In light of the US Supreme Court’s decision in Kiobel v. Royal Dutch Shell Petroleum Co., the attorney for GE Energy (USA) wants the Court of Appeals for the Fifth Circuit to dismiss would-be whistleblower Khaled Asadi’s appeal to have his lawsuit, contending that his firing violates the protections provided to him under the 2010 Dodd-Frank Act, reinstated. Asadi filed his complaint against the company last year claiming that his former employer had violated the whistleblower anti-retaliation provisions. The dual Iraqi and US citizen says that he was let go from his job after he told GE Energy’s ombudsman and his supervisor about a hiring situation that could violate the Foreign Corrupt Practices Act.
A district court, however, threw out his case, finding that, per the Supreme Court’s ruling in Morrison v. National Australia Bank Ltd., applying the anti-retaliation provisions to behavior that happened abroad is precluded. Asadi then went to the Fifth Circuit, arguing that Dodd-Frank protects employees that report violations of any rule, law, or regulation that is under SEC jurisdiction. He claims that these protections extend to US citizens who work abroad and report information about securities violations.
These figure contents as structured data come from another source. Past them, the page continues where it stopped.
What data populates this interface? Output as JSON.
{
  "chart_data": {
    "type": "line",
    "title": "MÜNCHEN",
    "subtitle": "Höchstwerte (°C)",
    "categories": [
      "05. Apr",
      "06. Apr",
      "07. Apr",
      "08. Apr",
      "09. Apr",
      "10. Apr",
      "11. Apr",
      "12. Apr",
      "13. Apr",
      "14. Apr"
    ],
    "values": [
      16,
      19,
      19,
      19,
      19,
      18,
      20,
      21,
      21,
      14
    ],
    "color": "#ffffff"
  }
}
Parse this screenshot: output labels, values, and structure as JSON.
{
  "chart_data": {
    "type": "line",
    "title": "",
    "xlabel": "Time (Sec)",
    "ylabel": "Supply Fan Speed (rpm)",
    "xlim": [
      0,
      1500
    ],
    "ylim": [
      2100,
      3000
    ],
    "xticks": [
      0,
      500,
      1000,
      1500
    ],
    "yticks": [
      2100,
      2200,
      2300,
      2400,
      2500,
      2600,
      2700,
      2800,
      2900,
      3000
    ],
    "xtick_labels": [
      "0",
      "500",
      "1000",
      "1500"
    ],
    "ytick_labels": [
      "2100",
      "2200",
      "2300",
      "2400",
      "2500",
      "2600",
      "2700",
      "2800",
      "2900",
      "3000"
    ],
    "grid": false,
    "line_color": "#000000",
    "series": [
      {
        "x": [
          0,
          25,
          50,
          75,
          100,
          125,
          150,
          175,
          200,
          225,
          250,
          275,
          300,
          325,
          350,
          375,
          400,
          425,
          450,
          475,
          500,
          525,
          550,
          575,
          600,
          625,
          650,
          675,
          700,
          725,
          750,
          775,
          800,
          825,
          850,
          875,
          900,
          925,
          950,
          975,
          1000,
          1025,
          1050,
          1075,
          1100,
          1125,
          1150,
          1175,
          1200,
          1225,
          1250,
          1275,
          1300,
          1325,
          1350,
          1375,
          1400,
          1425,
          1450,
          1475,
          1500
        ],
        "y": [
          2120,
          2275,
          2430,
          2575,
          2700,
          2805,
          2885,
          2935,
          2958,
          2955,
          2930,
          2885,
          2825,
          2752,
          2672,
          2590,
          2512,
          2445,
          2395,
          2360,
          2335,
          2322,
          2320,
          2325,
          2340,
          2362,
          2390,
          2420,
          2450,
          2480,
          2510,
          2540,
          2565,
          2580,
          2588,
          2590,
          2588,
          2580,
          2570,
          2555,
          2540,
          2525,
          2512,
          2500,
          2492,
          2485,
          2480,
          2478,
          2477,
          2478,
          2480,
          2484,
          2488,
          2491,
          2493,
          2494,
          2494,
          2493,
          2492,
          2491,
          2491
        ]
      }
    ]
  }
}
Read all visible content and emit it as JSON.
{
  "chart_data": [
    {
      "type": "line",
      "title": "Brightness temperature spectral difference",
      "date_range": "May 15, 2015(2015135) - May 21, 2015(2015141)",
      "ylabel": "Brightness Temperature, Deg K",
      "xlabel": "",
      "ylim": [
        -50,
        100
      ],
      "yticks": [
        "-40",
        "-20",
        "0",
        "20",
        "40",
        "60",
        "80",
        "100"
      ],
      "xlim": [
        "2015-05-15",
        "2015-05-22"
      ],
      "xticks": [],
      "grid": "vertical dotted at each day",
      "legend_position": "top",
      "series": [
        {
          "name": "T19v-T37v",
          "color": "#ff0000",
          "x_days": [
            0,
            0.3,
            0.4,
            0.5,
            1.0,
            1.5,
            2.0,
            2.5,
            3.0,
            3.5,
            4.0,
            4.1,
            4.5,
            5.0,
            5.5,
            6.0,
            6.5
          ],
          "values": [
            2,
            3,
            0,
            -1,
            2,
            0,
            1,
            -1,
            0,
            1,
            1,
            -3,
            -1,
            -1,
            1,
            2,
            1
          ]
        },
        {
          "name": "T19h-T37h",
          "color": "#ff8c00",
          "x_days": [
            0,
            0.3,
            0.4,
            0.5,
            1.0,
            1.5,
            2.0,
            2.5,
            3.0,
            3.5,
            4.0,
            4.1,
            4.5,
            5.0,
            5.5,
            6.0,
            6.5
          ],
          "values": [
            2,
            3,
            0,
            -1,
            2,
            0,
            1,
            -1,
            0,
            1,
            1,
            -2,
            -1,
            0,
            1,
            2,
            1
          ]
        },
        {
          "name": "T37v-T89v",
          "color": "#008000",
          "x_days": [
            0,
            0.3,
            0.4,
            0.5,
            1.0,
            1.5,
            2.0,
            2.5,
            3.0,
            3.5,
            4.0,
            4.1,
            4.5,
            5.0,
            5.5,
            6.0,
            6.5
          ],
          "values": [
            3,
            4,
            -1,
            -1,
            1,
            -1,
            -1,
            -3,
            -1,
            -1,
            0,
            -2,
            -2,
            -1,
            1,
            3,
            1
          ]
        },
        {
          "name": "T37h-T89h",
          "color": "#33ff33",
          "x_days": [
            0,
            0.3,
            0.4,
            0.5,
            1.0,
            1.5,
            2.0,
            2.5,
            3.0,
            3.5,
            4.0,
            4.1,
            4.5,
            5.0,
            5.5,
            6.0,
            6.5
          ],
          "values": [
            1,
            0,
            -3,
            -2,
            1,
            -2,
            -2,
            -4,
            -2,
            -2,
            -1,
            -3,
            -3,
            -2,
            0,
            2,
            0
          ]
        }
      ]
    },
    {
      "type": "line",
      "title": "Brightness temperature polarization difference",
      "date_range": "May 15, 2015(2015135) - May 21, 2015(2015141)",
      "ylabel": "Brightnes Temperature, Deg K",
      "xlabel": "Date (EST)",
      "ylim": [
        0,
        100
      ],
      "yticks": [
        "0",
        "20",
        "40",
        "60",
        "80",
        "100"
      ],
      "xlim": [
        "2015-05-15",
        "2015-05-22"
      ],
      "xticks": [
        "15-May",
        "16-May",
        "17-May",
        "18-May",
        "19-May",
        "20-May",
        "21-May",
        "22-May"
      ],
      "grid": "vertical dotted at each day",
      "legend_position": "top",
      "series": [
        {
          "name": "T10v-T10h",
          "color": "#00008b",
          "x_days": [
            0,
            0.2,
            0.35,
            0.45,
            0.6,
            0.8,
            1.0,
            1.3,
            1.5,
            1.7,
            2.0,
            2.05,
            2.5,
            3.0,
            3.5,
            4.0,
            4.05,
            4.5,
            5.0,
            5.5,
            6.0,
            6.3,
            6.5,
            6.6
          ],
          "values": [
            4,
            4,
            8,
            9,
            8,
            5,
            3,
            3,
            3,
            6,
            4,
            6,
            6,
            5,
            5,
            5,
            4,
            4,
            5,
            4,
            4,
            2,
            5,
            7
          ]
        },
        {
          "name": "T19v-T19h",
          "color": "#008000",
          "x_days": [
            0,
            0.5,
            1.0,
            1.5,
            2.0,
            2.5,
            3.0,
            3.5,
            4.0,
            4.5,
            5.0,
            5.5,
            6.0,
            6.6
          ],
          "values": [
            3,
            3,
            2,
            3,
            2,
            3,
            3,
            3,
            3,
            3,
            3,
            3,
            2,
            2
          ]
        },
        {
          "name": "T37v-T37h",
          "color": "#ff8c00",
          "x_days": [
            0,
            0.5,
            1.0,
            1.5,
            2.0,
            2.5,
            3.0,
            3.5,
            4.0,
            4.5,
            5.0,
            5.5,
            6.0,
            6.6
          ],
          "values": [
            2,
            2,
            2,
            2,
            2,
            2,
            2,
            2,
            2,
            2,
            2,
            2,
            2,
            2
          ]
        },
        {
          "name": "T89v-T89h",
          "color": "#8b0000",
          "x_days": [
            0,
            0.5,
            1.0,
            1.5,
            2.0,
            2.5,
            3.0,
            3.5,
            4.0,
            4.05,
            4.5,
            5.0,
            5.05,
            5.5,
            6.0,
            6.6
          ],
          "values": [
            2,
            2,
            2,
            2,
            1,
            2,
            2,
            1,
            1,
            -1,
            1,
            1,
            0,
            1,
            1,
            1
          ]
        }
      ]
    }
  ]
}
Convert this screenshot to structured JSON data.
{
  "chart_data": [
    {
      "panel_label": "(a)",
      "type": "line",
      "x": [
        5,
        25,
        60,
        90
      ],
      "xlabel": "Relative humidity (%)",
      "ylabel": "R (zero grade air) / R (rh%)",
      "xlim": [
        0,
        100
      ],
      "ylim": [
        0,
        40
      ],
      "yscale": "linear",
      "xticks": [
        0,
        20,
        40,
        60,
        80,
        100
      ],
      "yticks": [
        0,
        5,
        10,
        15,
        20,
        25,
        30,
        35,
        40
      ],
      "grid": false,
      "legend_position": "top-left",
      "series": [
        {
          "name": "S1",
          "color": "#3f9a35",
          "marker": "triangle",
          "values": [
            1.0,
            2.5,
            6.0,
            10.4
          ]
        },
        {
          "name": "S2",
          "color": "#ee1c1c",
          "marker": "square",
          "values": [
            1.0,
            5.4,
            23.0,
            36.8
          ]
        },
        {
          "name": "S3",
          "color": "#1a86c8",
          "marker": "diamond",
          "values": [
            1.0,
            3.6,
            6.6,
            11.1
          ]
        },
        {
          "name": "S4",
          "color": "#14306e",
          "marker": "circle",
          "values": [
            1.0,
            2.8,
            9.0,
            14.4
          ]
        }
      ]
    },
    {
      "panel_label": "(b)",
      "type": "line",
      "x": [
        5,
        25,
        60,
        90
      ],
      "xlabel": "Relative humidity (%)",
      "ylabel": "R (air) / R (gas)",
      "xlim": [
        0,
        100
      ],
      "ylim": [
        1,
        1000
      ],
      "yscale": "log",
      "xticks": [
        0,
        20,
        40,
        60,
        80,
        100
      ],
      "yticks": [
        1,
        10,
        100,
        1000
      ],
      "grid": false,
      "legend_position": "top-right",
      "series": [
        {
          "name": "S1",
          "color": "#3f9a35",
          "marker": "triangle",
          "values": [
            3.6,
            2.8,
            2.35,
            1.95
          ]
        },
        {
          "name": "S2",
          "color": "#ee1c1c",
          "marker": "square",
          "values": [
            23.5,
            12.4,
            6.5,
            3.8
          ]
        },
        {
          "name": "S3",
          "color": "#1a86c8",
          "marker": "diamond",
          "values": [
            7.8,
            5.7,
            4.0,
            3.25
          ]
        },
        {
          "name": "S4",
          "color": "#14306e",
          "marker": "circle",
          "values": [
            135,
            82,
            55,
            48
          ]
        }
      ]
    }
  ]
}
Asadi believes that the way Dodd-Frank incorporates the FCPA supports his claim that the whistleblower protections do have “extraterritorial applicability.” He noted that the anti-corruption statute has a “clear statement rule” that is applicable to individuals and companies outside the US.
In the Kiobel ruling, the justices voted to affirm the dismissal of the Alien Tort Statute claims submitted by Nigerian nationals against certain British, Nigerian, and Dutch companies over the alleged aiding and abetting of the Nigerian government in numerous law of nations violations, including torture and extrajudicial killings. Chief Justice Roberts wrote that the presumption against extraterritoriality can apply to ATS claims and that there is nothing in the statute that successfully counters this presumption. Now, GE Energy’s legal representation contends that like the Supreme Court’s ruling in Kiobel, the district court’s decision in this case also depended on the presumption against extraterritoriality.